Start container command:
sudo docker run --name rabbit -d -p 5672:5672 -p 15672:15672 rabbitmq:management
producer code:
import pika
connection = pika.BlockingConnection(pika.ConnectionParameters('rabbit'))
channel = connection.channel()
channel.queue_declare(queue='task_queue', durable=True)
message = 'hello!'
channel.basic_publish(exchange='',
routing_key='task_queue',
body=message,
)
print(" [x] Sent %r" % message)
connection.close()
Error message:
Traceback (most recent call last):
File "producer_queue.py", line 31, in <module>
main()
File "producer_queue.py", line 13, in main
connection = pika.BlockingConnection(pika.ConnectionParameters('rabbit'))

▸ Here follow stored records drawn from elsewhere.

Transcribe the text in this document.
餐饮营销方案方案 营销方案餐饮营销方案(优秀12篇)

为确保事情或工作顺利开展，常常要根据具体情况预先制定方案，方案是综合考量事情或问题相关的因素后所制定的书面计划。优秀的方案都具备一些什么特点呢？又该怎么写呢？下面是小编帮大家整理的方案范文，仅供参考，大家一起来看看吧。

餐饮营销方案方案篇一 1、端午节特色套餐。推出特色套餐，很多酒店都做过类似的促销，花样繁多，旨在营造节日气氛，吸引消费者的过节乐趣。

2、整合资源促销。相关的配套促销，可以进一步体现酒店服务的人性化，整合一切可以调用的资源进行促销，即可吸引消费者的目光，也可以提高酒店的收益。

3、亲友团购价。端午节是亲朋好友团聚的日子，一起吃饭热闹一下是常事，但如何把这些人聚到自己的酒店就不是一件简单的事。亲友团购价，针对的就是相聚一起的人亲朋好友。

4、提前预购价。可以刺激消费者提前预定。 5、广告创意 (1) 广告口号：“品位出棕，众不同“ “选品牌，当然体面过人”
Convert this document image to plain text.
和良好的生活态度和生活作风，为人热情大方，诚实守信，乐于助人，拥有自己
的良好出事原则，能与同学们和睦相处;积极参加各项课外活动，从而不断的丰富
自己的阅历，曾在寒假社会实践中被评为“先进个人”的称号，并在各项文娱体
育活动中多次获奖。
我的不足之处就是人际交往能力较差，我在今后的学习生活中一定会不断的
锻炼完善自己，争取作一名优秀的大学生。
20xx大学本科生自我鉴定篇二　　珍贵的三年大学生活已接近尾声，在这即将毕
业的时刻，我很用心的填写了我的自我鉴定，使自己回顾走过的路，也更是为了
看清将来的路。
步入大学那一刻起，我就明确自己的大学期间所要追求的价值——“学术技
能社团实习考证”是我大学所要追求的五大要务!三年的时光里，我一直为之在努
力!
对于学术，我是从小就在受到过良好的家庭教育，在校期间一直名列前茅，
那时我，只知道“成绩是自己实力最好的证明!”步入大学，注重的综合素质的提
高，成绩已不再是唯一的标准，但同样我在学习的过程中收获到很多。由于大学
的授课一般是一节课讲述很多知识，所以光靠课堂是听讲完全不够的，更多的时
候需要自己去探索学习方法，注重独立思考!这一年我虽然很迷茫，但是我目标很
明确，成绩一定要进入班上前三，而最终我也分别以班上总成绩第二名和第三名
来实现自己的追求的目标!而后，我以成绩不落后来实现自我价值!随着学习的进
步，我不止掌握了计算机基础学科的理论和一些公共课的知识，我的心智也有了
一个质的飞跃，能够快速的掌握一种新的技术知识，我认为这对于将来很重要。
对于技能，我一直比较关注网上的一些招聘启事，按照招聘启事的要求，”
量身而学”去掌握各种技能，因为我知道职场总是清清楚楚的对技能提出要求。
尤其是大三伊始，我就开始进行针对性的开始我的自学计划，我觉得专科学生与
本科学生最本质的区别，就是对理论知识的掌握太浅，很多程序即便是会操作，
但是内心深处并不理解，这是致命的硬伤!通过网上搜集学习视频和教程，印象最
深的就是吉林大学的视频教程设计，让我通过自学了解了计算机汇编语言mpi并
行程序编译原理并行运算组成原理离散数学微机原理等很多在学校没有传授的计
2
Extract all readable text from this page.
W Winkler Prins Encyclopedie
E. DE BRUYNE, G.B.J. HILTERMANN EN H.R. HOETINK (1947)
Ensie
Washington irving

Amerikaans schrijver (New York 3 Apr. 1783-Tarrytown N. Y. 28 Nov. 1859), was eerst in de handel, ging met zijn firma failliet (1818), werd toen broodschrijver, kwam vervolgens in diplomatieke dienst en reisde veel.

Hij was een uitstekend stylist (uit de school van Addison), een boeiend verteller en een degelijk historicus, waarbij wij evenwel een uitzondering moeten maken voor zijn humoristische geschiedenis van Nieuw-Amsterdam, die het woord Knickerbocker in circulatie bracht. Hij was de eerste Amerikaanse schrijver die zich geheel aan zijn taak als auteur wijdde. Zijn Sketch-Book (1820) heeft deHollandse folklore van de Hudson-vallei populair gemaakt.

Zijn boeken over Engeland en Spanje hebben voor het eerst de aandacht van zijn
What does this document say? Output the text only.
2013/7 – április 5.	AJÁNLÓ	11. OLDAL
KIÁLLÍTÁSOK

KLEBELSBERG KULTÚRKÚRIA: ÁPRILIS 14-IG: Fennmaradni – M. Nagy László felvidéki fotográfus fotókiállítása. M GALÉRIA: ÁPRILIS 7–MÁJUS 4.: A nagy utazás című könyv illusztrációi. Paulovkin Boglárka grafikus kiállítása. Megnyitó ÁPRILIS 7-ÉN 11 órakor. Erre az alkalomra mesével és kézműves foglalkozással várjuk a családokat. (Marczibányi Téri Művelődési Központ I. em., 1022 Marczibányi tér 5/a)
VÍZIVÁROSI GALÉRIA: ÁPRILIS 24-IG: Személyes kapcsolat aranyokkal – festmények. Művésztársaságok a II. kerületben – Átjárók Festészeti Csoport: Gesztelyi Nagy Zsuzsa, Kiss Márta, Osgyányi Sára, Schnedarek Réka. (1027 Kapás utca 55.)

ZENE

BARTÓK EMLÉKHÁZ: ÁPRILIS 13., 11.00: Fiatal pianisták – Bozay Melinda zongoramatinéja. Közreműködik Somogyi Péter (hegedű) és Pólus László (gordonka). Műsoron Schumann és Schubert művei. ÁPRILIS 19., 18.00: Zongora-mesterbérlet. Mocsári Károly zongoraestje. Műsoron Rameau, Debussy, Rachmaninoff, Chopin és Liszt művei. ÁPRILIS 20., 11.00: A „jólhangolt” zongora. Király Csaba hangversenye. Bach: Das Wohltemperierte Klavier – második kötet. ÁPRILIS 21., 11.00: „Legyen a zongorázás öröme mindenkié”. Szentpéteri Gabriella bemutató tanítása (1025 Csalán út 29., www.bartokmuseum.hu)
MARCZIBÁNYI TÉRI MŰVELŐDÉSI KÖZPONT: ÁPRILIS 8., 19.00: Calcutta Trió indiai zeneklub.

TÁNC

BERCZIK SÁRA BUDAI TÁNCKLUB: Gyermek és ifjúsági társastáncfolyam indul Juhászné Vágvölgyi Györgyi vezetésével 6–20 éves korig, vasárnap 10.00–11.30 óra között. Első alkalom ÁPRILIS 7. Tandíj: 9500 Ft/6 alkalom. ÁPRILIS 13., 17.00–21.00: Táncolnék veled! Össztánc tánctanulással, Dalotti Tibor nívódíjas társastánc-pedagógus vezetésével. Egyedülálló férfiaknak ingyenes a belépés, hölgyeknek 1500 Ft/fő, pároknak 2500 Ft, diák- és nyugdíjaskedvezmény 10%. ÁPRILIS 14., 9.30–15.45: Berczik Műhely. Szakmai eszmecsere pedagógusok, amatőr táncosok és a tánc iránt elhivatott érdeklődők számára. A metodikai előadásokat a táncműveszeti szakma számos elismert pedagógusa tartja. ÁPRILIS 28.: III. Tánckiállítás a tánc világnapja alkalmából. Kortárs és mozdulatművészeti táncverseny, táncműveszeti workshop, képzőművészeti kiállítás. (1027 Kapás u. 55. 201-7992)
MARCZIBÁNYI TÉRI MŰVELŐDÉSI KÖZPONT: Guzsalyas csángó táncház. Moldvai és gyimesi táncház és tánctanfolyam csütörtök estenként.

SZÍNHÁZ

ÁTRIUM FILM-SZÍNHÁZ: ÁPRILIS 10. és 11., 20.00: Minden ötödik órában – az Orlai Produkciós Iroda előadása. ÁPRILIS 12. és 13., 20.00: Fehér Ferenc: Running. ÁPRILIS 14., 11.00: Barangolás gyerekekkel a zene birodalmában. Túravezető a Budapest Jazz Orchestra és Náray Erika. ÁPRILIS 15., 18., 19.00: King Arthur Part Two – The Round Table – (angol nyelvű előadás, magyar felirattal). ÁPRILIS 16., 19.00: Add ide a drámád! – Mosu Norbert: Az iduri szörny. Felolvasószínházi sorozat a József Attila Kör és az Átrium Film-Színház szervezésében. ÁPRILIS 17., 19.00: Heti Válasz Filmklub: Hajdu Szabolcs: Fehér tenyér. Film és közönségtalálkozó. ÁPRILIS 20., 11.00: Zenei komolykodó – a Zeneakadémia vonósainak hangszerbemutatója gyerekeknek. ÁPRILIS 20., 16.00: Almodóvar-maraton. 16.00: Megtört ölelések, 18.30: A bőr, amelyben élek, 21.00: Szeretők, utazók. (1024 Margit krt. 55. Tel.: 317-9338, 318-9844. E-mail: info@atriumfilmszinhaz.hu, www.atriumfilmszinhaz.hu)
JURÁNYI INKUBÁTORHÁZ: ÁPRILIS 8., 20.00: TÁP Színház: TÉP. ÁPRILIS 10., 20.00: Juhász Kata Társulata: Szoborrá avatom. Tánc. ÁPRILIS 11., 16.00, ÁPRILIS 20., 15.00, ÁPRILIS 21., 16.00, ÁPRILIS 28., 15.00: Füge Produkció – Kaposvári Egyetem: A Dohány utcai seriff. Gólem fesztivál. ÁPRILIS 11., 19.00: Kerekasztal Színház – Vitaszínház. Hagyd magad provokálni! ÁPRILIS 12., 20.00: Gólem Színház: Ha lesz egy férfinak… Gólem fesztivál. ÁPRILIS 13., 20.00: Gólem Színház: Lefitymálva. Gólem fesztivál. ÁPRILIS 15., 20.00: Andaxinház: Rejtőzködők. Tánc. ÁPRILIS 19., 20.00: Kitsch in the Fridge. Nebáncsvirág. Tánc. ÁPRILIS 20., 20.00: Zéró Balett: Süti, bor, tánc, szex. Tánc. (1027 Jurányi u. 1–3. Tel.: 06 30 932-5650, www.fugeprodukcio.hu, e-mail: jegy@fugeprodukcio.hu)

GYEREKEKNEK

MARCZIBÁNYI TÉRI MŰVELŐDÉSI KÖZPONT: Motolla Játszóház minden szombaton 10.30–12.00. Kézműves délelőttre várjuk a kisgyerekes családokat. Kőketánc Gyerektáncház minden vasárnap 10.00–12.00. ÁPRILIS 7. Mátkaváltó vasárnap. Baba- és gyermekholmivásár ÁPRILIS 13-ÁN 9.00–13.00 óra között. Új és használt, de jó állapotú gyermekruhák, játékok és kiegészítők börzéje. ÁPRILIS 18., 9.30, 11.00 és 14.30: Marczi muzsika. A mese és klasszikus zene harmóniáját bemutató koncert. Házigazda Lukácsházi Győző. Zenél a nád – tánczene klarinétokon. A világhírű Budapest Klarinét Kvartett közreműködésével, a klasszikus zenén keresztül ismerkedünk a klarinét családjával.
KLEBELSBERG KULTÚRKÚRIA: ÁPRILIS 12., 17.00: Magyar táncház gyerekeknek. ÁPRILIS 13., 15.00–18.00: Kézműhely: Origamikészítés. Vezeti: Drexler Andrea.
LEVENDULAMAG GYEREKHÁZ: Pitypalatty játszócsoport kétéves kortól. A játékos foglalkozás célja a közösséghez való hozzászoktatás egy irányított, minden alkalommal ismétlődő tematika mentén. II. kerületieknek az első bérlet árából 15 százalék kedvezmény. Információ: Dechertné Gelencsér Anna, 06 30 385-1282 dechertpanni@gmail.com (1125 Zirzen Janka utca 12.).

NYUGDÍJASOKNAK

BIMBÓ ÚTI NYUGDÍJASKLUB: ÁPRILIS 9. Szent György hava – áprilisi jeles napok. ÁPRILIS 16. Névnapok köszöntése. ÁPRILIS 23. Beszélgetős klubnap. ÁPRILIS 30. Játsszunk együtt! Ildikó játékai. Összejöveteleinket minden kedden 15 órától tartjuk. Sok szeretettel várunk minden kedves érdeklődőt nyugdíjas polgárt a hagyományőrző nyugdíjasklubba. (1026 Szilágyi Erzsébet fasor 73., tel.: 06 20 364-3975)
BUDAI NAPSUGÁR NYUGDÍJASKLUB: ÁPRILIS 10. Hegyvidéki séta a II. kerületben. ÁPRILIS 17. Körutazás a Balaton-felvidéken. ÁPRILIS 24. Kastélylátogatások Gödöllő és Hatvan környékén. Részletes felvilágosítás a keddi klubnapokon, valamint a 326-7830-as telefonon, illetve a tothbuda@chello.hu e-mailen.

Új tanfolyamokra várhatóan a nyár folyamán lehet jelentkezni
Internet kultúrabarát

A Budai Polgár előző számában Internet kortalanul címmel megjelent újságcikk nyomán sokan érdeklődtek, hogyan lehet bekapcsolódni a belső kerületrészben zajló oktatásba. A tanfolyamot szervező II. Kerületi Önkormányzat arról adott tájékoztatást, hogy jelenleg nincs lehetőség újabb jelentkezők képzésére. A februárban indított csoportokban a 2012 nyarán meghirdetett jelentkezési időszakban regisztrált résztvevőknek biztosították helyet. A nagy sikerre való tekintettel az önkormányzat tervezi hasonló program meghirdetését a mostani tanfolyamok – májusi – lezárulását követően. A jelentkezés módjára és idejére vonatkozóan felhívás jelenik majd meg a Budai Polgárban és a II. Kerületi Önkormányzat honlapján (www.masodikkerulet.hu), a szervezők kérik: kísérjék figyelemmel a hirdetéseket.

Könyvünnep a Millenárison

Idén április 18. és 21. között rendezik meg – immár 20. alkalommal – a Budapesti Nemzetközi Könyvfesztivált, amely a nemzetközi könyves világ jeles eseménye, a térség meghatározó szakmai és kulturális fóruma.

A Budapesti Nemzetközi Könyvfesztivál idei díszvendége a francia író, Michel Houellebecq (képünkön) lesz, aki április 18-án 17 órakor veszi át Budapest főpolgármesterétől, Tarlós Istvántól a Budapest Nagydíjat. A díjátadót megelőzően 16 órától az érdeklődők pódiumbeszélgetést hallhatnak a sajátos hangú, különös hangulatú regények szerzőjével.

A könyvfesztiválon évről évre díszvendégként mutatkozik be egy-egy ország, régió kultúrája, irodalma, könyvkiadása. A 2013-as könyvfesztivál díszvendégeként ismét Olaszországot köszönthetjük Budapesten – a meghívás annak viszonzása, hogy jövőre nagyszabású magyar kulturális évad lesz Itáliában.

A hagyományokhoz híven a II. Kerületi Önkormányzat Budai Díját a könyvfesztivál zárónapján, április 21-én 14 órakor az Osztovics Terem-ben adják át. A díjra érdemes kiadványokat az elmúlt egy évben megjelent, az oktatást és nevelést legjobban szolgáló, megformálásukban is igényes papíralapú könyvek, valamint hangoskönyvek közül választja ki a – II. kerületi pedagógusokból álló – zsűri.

File "/usr/local/lib/python2.7/site-packages/pika/adapters/blocking_connection.py", line 339, in __init__
self._process_io_for_connection_setup()
File "/usr/local/lib/python2.7/site-packages/pika/adapters/blocking_connection.py", line 374, in _process_io_for_connection_setup
self._open_error_result.is_ready)
File "/usr/local/lib/python2.7/site-packages/pika/adapters/blocking_connection.py", line 395, in _flush_output
raise exceptions.ConnectionClosed()
pika.exceptions.ConnectionClosed
I saw the codes from colleagues and online are the same as mine, but they can use services directly outside the container
Another way to mount the code into a python container can also be used normally
sudo docker run -v $PWD:/code -w /code --link=rabbit:rabbit -it python:2 bash
But this is too troublesome and unreasonable
I don’t know where the problem is. Please solve it
1. If the host is accessed, try using 127.0.0.1 or localhost. First check whether rabbitmq is started successfully, then check the port service, and also check the log
2. I recommend using docker-compose orchestration service, and I also recommend using python to mount it into a container.